Cryptocurrency asset manager Grayscale Investments has launched its staking-enabled Solana spot exchange-traded fund (ETF), expanding institutional access to Solana exposure.

According to a Wednesday announcement, the Grayscale Solana Trust ETF began trading under the GSOL ticker on the New York Stock Exchange Arca platform. The product includes staking functionality, allowing investors to earn rewards through Solana’s proof-of-stake (PoS) network.

Grayscale’s senior vice president of ETFs, Inkoo Kang, said the new product is “expanding investor choice.” The firm said it is now among the largest Solana (SOL) exchange-traded product (ETP) managers in the United States by assets under management.

The launch follows the debut of Bitwise’s staking Solana ETF on Tuesday, which launched with $222.9 million of assets under management. Grayscale launched with a seed of $102.7 million, less than half of Bitwise’s.

Related: How high can SOL’s price go as the first Solana ETF goes live?

Solana ETFs attract significant inflows

According to data from Farside Investors, the US Solana ETF market currently includes only two products, those from Bitwise and Grayscale. Together, they introduced $325.6 million in seed capital, while Bitwise added $69.5 million in inflows on its first day of trading.
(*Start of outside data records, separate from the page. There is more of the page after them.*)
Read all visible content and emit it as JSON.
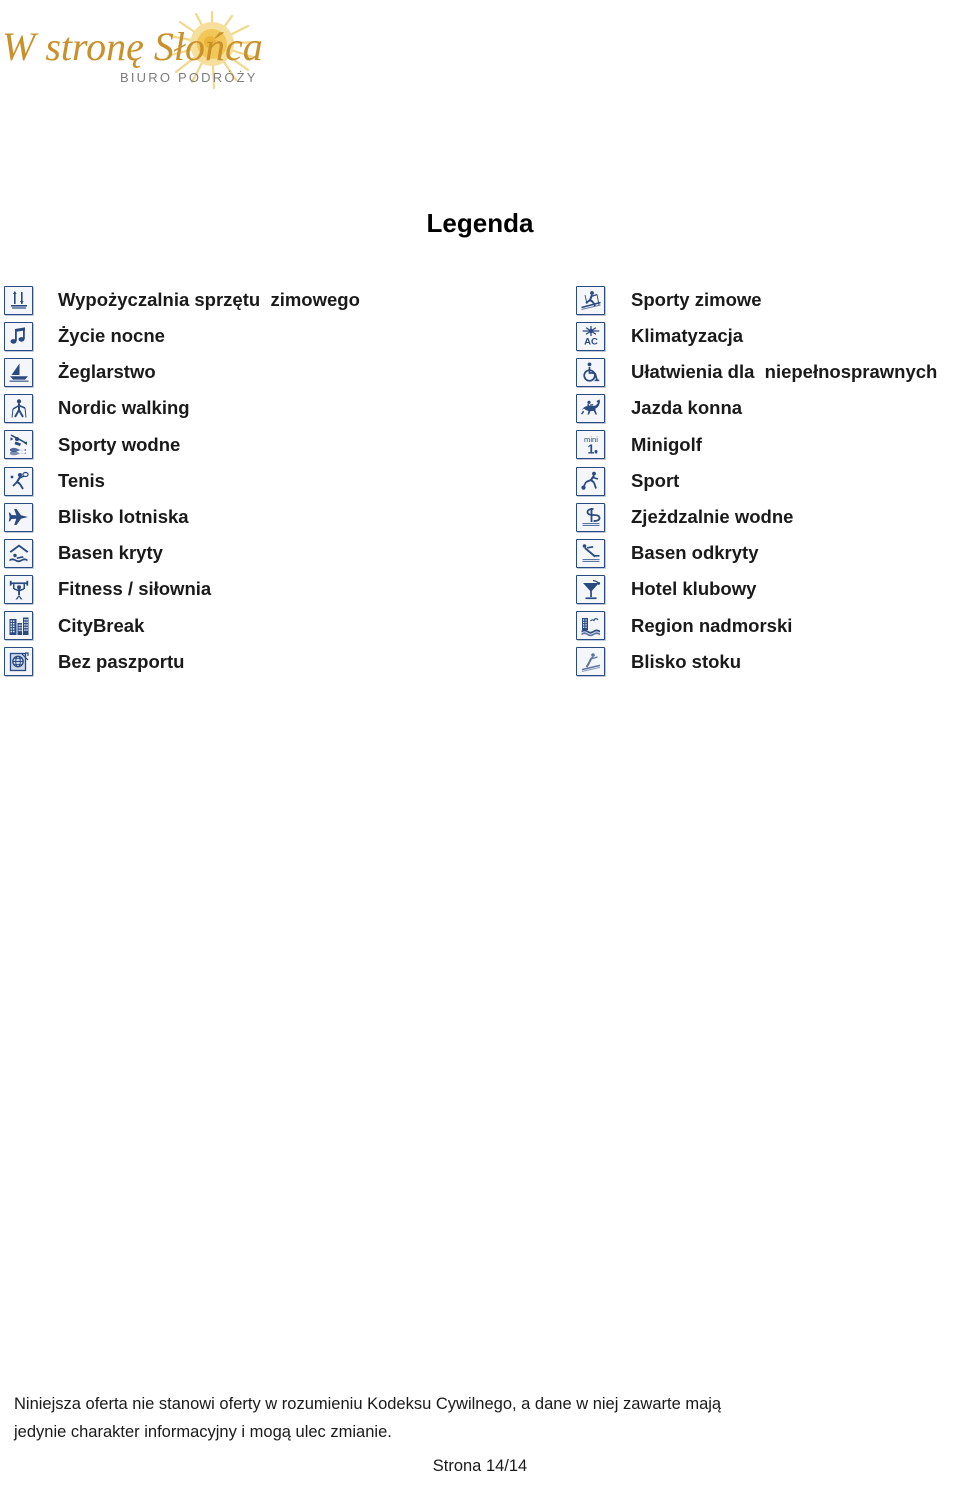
{
  "brand": {
    "name": "W stronę Słońca",
    "tagline": "BIURO PODRÓŻY",
    "colors": {
      "word_mark": "#C8912B",
      "tagline": "#7a7a7a",
      "sun_core": "#F2C14B",
      "sun_rays": "#F4D98B"
    }
  },
  "page": {
    "title": "Legenda",
    "background": "#ffffff",
    "icon_border_color": "#2a4a82",
    "icon_fill_color": "#2a4a82",
    "text_color": "#1a1a1a"
  },
  "legend": {
    "left_column": [
      {
        "icon": "ski-rental-icon",
        "label": "Wypożyczalnia sprzętu  zimowego"
      },
      {
        "icon": "music-note-icon",
        "label": "Życie nocne"
      },
      {
        "icon": "sailboat-icon",
        "label": "Żeglarstwo"
      },
      {
        "icon": "nordic-walking-icon",
        "label": "Nordic walking"
      },
      {
        "icon": "kayak-icon",
        "label": "Sporty wodne"
      },
      {
        "icon": "tennis-icon",
        "label": "Tenis"
      },
      {
        "icon": "airplane-icon",
        "label": "Blisko lotniska"
      },
      {
        "icon": "indoor-pool-icon",
        "label": "Basen kryty"
      },
      {
        "icon": "weightlifter-icon",
        "label": "Fitness / siłownia"
      },
      {
        "icon": "city-buildings-icon",
        "label": "CityBreak"
      },
      {
        "icon": "passport-globe-icon",
        "label": "Bez paszportu"
      }
    ],
    "right_column": [
      {
        "icon": "cross-country-ski-icon",
        "label": "Sporty zimowe"
      },
      {
        "icon": "air-conditioning-icon",
        "label": "Klimatyzacja"
      },
      {
        "icon": "wheelchair-icon",
        "label": "Ułatwienia dla  niepełnosprawnych"
      },
      {
        "icon": "horse-riding-icon",
        "label": "Jazda konna"
      },
      {
        "icon": "minigolf-icon",
        "label": "Minigolf"
      },
      {
        "icon": "football-player-icon",
        "label": "Sport"
      },
      {
        "icon": "water-slide-icon",
        "label": "Zjeżdzalnie wodne"
      },
      {
        "icon": "diving-board-icon",
        "label": "Basen odkryty"
      },
      {
        "icon": "cocktail-glass-icon",
        "label": "Hotel klubowy"
      },
      {
        "icon": "seaside-region-icon",
        "label": "Region nadmorski"
      },
      {
        "icon": "near-slope-icon",
        "label": "Blisko stoku"
      }
    ]
  },
  "footer": {
    "disclaimer_line1": "Niniejsza oferta nie stanowi oferty w rozumieniu Kodeksu Cywilnego, a dane w niej zawarte mają",
    "disclaimer_line2": "jedynie charakter informacyjny i mogą ulec zmianie.",
    "page_number": "Strona 14/14"
  }
}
Solana ETF data. Source: Farside Investors

Earlier this week, Bitget exchange’s chief analyst Ryan Lee said that following the launch of the ETF, “Solana could attract between $3–$6 billion in its first year.” He said that he viewed the approval as a “transformative” milestone.

Related: Solana, Litecoin, Hedera ETFs to launch Tuesday: Analyst

Both the Bitwise and Grayscale brand ETFs feature staking. Solana Policy Institute president Kristin Smith said that “through staking in these products, investors aren’t just gaining exposure – they also have the opportunity to help secure the network, accelerate innovation for developers, and earn rewards.”

In other words, the Solana held for the ETFs is used to secure the proof-of-stake (PoS) network through staking. This entails a certain level of risk, but in exchange, it compensates holders with rewards, with 77% of all staking rewards being redistributed to investors by Grayscale. Bitwise, on the other hand, retains 28% of the staking rewards and distributes 72% to investors.